Gubbiotti Maria A, Neill Thomas, Frey Helena, Schaefer Liliana, Iozzo Renato V
Department of Pathology, Anatomy and Cell Biology, and the Cancer Cell Biology and Signaling Program, Sidney Kimmel Cancer Center, Thomas Jefferson University, Philadelphia, PA 19107, USA.
Pharmazentrum Frankfurt/ZAFES, Institut für Allgemeine Pharmakologie und Toxikologie, Klinikum der Goethe-Universität Frankfurt am Main, Frankfurt am Main, Germany.
Matrix Biol. 2015 Oct;48:14-25. doi: 10.1016/j.matbio.2015.09.001. Epub 2015 Sep 4.

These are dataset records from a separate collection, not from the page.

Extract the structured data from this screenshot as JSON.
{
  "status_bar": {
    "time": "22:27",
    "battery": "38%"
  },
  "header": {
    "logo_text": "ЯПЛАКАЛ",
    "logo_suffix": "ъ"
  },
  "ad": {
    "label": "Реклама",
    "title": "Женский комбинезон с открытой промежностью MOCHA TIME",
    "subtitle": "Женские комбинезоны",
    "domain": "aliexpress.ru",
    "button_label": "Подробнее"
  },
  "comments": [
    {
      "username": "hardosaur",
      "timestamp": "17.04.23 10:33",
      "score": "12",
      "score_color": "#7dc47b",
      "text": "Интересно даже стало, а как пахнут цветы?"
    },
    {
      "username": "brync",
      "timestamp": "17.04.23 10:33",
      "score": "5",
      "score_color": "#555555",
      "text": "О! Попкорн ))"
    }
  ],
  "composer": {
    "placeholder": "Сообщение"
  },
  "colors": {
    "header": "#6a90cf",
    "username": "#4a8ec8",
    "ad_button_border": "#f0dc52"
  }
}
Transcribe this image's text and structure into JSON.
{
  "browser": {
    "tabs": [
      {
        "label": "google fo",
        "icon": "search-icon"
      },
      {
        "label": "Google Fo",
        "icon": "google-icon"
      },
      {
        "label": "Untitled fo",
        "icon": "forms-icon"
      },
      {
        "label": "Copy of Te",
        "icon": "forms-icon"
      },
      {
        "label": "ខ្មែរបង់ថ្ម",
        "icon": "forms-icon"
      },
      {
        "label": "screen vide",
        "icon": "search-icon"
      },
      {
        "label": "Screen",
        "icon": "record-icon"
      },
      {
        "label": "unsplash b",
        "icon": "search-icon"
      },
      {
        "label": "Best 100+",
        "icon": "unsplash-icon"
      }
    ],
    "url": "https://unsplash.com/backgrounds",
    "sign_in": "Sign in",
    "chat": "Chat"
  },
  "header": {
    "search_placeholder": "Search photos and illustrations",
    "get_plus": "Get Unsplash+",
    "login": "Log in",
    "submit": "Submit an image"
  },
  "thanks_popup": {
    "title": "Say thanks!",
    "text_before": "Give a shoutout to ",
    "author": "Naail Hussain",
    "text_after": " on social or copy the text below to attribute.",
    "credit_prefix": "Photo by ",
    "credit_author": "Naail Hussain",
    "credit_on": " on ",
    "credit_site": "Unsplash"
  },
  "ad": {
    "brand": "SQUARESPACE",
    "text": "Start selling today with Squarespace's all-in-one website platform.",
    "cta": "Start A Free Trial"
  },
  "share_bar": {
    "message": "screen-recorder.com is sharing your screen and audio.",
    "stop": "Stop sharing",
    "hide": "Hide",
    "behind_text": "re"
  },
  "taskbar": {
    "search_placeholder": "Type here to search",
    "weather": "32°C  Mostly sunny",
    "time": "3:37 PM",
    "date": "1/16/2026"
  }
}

We have recently discovered that soluble extracellular matrix constituents regulate autophagy via an outside-in signaling pathway. Decorin, a secreted proteoglycan, evokes autophagy in endothelial cells and mitophagy in breast carcinoma cells. However, it is not known whether decorin expression can be regulated by autophagic stimuli such as mTOR inhibition or nutrient deprivation. Thus, we tested whether pro-autophagic stimuli could affect decorin expression in mouse cardiac tissue and whether the absence of decorin could disrupt the in vivo autophagic response. We found that nutrient deprivation induced decorin at the mRNA and protein level in vivo and in vitro, a process regulated at the transcriptional level by inhibiting the canonical mTOR pathway. Moreover, Dcn-/- mice displayed an aberrant response to fasting compared to wild-type mice. Our study establishes a new role for an extracellular matrix proteoglycan and provides a mechanistic role for soluble decorin in regulating a fundamental intracellular catabolic process.
我们最近发现,可溶性细胞外基质成分通过一条由外向内的信号通路调节自噬。核心蛋白聚糖是一种分泌型蛋白聚糖,可在内皮细胞中引发自噬,在乳腺癌细胞中引发线粒体自噬。然而,尚不清楚核心蛋白聚糖的表达是否可受自噬刺激(如mTOR抑制或营养剥夺)的调控。因此,我们测试了促自噬刺激是否会影响小鼠心脏组织中核心蛋白聚糖的表达,以及核心蛋白聚糖的缺失是否会破坏体内的自噬反应。我们发现,营养剥夺在体内和体外均可诱导核心蛋白聚糖在mRNA和蛋白质水平上的表达,这一过程通过抑制经典的mTOR通路在转录水平上受到调控。此外,与野生型小鼠相比,Dcn-/-小鼠对禁食表现出异常反应。我们的研究确立了一种细胞外基质蛋白聚糖的新作用,并为可溶性核心蛋白聚糖在调节基本的细胞内分解代谢过程中提供了一种机制作用。